The cut footage apparently no longer exists, although some production stills have survived in the Selznick archives. Eventually, Selznick hired William Cameron Menzies, who had worked on Gone With the Wind, to oversee the set designs and direct the sequence. Hitchcock himself had very little to do with its actual filming.

Spellbound was shot in black and white, except for two frames of bright red at the conclusion, when Dr. Murchison's gun is fired into the camera. This detail was deleted in most 16mm and video formats but was restored for the film's DVD release and airings on Turner Classic Movies.

Parts of the film were shot in Alta, Utah.:287

Casting

Selznick originally wanted Joseph Cotten, Dorothy McGuire, and Paul Lukas to play the roles ultimately portrayed by Peck, Bergman, and Chekhov, respectively. Greta Garbo was considered for the role of Dr. Constance Petersen. Hitchcock wanted Joseph Cotten to portray Dr. Murchison. Selznick also wanted Jennifer Jones to portray Dr. Petersen but Hitchcock objected.

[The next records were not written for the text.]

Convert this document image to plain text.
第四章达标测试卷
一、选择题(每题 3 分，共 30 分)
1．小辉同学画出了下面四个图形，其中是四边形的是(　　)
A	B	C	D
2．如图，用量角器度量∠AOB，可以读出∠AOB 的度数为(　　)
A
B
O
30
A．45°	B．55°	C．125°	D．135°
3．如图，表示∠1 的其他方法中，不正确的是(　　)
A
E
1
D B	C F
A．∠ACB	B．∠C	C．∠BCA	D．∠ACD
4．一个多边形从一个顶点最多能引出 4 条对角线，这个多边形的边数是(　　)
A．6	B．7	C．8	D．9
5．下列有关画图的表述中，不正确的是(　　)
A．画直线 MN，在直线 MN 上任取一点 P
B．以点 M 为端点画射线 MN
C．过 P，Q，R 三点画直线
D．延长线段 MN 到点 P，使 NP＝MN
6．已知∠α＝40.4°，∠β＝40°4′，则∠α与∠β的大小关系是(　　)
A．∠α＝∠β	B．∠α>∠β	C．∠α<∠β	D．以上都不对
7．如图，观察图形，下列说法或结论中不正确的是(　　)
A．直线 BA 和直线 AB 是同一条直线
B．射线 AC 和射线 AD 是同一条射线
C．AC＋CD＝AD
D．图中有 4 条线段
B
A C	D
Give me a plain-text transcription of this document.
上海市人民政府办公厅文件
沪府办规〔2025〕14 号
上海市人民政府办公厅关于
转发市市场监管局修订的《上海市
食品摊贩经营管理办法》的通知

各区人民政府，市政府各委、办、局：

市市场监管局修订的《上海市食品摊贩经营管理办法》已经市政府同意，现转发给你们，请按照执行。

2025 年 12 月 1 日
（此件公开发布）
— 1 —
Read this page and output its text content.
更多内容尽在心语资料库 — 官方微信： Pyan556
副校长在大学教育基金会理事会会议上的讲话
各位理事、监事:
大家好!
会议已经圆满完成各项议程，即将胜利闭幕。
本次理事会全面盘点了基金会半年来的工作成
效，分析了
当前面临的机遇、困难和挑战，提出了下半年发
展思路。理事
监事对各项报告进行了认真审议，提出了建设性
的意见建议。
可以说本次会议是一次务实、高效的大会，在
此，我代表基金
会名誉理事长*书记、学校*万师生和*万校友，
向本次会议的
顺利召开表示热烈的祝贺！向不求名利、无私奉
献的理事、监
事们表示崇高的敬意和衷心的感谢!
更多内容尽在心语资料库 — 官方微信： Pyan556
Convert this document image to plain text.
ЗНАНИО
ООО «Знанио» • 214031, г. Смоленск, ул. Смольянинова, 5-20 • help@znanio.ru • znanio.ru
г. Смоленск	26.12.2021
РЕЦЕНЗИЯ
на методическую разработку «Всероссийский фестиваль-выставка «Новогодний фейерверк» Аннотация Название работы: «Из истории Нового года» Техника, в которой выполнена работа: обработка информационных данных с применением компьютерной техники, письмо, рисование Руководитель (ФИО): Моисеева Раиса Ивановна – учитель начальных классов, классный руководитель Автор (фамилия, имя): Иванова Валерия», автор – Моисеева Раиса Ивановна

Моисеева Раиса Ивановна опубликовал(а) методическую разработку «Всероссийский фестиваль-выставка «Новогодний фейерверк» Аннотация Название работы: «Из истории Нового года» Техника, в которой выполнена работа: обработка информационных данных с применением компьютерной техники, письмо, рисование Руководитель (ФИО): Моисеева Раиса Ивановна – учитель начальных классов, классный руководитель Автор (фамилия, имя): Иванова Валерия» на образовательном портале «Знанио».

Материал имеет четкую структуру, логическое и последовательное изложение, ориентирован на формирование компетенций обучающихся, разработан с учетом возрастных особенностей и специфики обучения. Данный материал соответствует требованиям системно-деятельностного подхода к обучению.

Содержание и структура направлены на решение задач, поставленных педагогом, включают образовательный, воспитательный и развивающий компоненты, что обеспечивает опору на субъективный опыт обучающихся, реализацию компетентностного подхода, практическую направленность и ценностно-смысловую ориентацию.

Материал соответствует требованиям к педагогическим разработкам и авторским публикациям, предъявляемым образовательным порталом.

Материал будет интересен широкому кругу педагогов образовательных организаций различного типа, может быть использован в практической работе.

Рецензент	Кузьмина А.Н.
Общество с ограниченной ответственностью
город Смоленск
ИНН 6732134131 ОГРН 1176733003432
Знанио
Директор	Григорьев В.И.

Bergman and Peck's relationship

Ingrid Bergman and Gregory Peck were both married to others at the time of production—Bergman to Petter Aron Lindström and Peck to Greta Kukkonen—but they had a brief affair during filming. Their secret relationship became public knowledge when Peck confessed to Brad Darrach of People in an interview in 1987, five years after Bergman's death: "All I can say is that I had a real love for her (Bergman), and I think that’s where I ought to stop…. I was young. She was young. We were involved for weeks in close and intense work."

Music

The film features an orchestral score by Miklós Rózsa that pioneered the use of the theremin, performed by Dr. Samuel Hoffmann. Selznick originally wanted Bernard Herrmann, but when Herrmann became unavailable, Rózsa was hired and eventually won the Oscar for his score. Although Rózsa considered Spellbound to contain some of his best work, he said "Alfred Hitchcock didn't like the music — said it got in the way of his direction. I haven't seen him since." During the film's protracted post-production, considerable disagreement arose about the music, exacerbated by a lack of communication between producer, director, and composer. Rózsa had scored another film, The Lost Weekend, before Spellbound was released and had used the theremin in that score as well. This led to allegations that he had recycled music from Selznick's film in the Paramount production. Meanwhile, Selznick's assistant tampered with the Spellbound scoring by replacing some of Rózsa's material with earlier music by Franz Waxman and Roy Webb.

Intrada Records released a re-recording by the Slovak Radio Symphony Orchestra of the film's complete score. The album also featured music not heard in the finished film.